En cette période de crise, l’obtention de marchés n’est qu’une première étape et le succès du contrat n’intervient assurément qu’une fois effectué le paiement intégral de la créance.

Les défaillances d’entreprises sont, en effet, nombreuses. Tout entrepreneur doit vérifier avant de signer un contrat si le futur cocontractant n’est pas en redressement judiciaire et, surtout, veiller jusqu’au parfait paiement de la créance que la société débitrice ne soit pas placée en redressement ou liquidation judiciaire.

Attention, les règles régissant la déclaration de créance en matière de procédures collectives laissent apparaitre nombre de pièges comme en témoigne le nombre important de contentieux engagés par des créanciers surpris de voir leurs créances purement et simplement rejetées par les juges pour non-respect de formalisme.

 

1 Délai minimum de déclaration de créance : Deux mois à compter de la publication du Jugement d’ouverture au BODDAC 

1.1 Sur le délai 

L’article L. 622-24 du Code de commerce dispose : «  A partir de la publication du jugement, tous les créanciers dont la créance est née antérieurement au jugement d’ouverture, à l’exception des salariés, adressent la déclaration de leurs créances au mandataire judiciaire dans des délais fixés par décret en Conseil d’Etat. (…).  »
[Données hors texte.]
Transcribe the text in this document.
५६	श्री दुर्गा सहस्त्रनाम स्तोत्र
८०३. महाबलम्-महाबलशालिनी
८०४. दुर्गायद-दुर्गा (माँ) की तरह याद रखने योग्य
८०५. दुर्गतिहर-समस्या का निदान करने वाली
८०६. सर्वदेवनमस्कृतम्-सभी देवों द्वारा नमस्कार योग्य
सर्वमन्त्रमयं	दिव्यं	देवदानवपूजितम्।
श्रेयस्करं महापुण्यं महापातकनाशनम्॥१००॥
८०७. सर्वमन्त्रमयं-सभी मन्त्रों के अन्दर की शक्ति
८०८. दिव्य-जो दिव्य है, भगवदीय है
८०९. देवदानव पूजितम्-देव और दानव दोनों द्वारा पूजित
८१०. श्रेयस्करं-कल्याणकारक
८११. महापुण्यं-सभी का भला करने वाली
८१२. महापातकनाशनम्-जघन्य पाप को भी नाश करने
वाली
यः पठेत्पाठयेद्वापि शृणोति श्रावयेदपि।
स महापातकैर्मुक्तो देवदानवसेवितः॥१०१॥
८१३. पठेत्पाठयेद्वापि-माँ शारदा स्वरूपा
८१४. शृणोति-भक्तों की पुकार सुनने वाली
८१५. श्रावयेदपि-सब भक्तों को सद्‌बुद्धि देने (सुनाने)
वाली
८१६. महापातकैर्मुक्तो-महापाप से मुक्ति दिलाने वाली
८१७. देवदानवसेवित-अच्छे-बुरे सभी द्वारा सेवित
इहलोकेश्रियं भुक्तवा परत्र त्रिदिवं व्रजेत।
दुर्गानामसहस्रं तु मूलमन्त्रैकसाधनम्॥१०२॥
L’article R.622-24 du Code de commerce prévoit quant à lui que : "Le délai de déclaration (…) est de deux mois à compter de la publication du jugement d’ouverture au Bulletin officiel des annonces civiles et commerciales.(BODACC). 

Lorsque la procédure est ouverte par une juridiction qui a son siège sur le territoire de la France métropolitaine, le délai est augmenté de deux mois pour les créanciers qui ne demeurent pas sur ce territoire. 

Lorsque la procédure est ouverte par une juridiction qui a son siège dans un département ou une collectivité d’outre-mer, le délai est augmenté de deux mois pour les créanciers qui ne demeurent pas dans ce département ou cette collectivité.
 " 

Attention : La conversion du redressement en liquidation judiciaire demeure sans effet sur le point de départ du délai de déclaration de la créance ; la déclaration ne peut donc pas être tenue comme ayant été faite dans le délai au motif qu’elle a eu lieu moins de deux mois après le jugement d’ouverture de la liquidation judiciaire (Cass. com., 15 fév. 2011, n° 09-14.318). 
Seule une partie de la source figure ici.